Overall number of deals completed will plummet
Investors will no doubt take a more guarded approach to risk than before, resulting in a decrease in the number of new rounds completed with seed stage funding taking the hardest hit. On top of increased risk aversion, investment processes have been significantly disrupted, causing many deals to be delayed, paused or dropped during these next few months.
Overall amount invested will decline
Although some companies will continue to secure large amounts of funding (such as Cazoo, which closed a £100m equity round last week), we expect to see a slow down in the number of megadeals completed. Because these funding rounds have become so large, just one or two deals can make a massive impact on the overall investment figures.

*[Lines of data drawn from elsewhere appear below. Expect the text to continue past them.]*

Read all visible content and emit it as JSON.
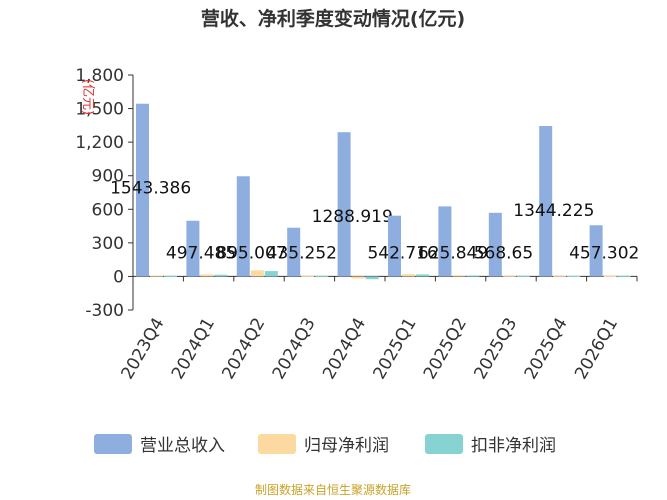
{
  "chart_data": {
    "type": "bar",
    "title": "营收、净利季度变动情况(亿元)",
    "ylabel": "(亿元)",
    "xlabel": "",
    "categories": [
      "2023Q4",
      "2024Q1",
      "2024Q2",
      "2024Q3",
      "2024Q4",
      "2025Q1",
      "2025Q2",
      "2025Q3",
      "2025Q4",
      "2026Q1"
    ],
    "series": [
      {
        "name": "营业总收入",
        "color": "#8eaedf",
        "values": [
          1543.386,
          497.485,
          895.007,
          435.252,
          1288.919,
          542.716,
          625.849,
          568.65,
          1344.225,
          457.302
        ]
      },
      {
        "name": "归母净利润",
        "color": "#fcd9a1",
        "values": [
          8,
          18,
          55,
          5,
          -18,
          20,
          10,
          6,
          6,
          4
        ]
      },
      {
        "name": "扣非净利润",
        "color": "#87d3d2",
        "values": [
          5,
          15,
          48,
          3,
          -25,
          18,
          8,
          5,
          4,
          3
        ]
      }
    ],
    "data_labels": [
      "1543.386",
      "497.485",
      "895.007",
      "435.252",
      "1288.919",
      "542.716",
      "625.849",
      "568.65",
      "1344.225",
      "457.302"
    ],
    "yticks": [
      "1,800",
      "1,500",
      "1,200",
      "900",
      "600",
      "300",
      "0",
      "-300"
    ],
    "ytick_values": [
      1800,
      1500,
      1200,
      900,
      600,
      300,
      0,
      -300
    ],
    "ylim": [
      -300,
      1800
    ],
    "grid": false,
    "legend_position": "bottom"
  },
  "source_text": "制图数据来自恒生聚源数据库"
}
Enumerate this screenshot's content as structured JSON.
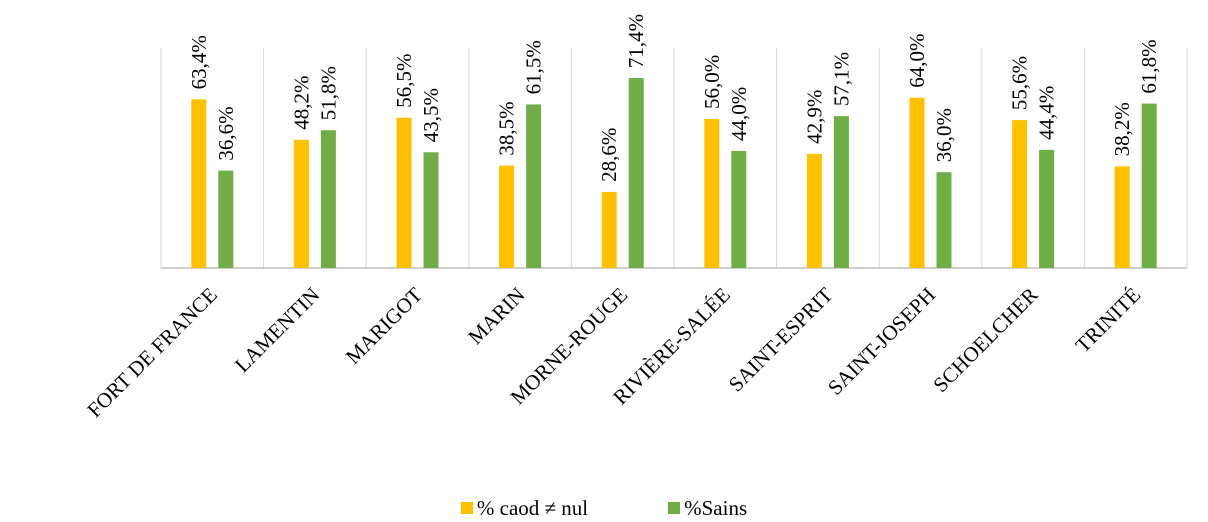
{
  "chart_data": {
    "type": "bar",
    "categories": [
      "FORT DE FRANCE",
      "LAMENTIN",
      "MARIGOT",
      "MARIN",
      "MORNE-ROUGE",
      "RIVIÈRE-SALÉE",
      "SAINT-ESPRIT",
      "SAINT-JOSEPH",
      "SCHOELCHER",
      "TRINITÉ"
    ],
    "series": [
      {
        "name": "% caod ≠ nul",
        "color": "#FFC000",
        "values": [
          63.4,
          48.2,
          56.5,
          38.5,
          28.6,
          56.0,
          42.9,
          64.0,
          55.6,
          38.2
        ],
        "labels": [
          "63,4%",
          "48,2%",
          "56,5%",
          "38,5%",
          "28,6%",
          "56,0%",
          "42,9%",
          "64,0%",
          "55,6%",
          "38,2%"
        ]
      },
      {
        "name": "%Sains",
        "color": "#70AD47",
        "values": [
          36.6,
          51.8,
          43.5,
          61.5,
          71.4,
          44.0,
          57.1,
          36.0,
          44.4,
          61.8
        ],
        "labels": [
          "36,6%",
          "51,8%",
          "43,5%",
          "61,5%",
          "71,4%",
          "44,0%",
          "57,1%",
          "36,0%",
          "44,4%",
          "61,8%"
        ]
      }
    ],
    "title": "",
    "xlabel": "",
    "ylabel": "",
    "ylim": [
      0,
      80
    ],
    "grid": false,
    "legend_position": "bottom"
  }
}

A larger proportion of deals will be follow-on rounds
In a continuation of a trend we’ve been seeing over the past couple of years, we’ll see investors double-down on their existing investments, and put up more capital for their struggling portfolio companies in order to help keep them above water.
There'll be a renewed focus on venture stage funding
Venture stage businesses have proven that they have a viable product or service, but are still in a risky position in normal times, let alone a pandemic. We anticipate that early stage funders that are continuing to make new investments will focus on these businesses, rather than the riskiest seed stage businesses.
It seems an understatement to warn that there’s a lot at stake here. Along with the stagnation and loss of businesses which would otherwise have flourished were it not for the pandemic, the entrepreneurial spirit that has been so carefully nurtured across the UK is also under threat.
As Stephen Welton, CEO of BGF recently put it, “we shouldn’t lose sight of the psychological element of all of this. If you’ve been working for ten or twenty years to build up a business and literally overnight it’s destroyed, it’s really hard for people to pick themselves up again and say, ‘Well, I’ll do the next ten years just to get back to where I’ve just come from’”.
As such, investment into the UK’s high-growth companies must continue. Over the coming months we hope to see all types of investors, as well the Government, be brave in their steps to save this important segment of the UK’s economy.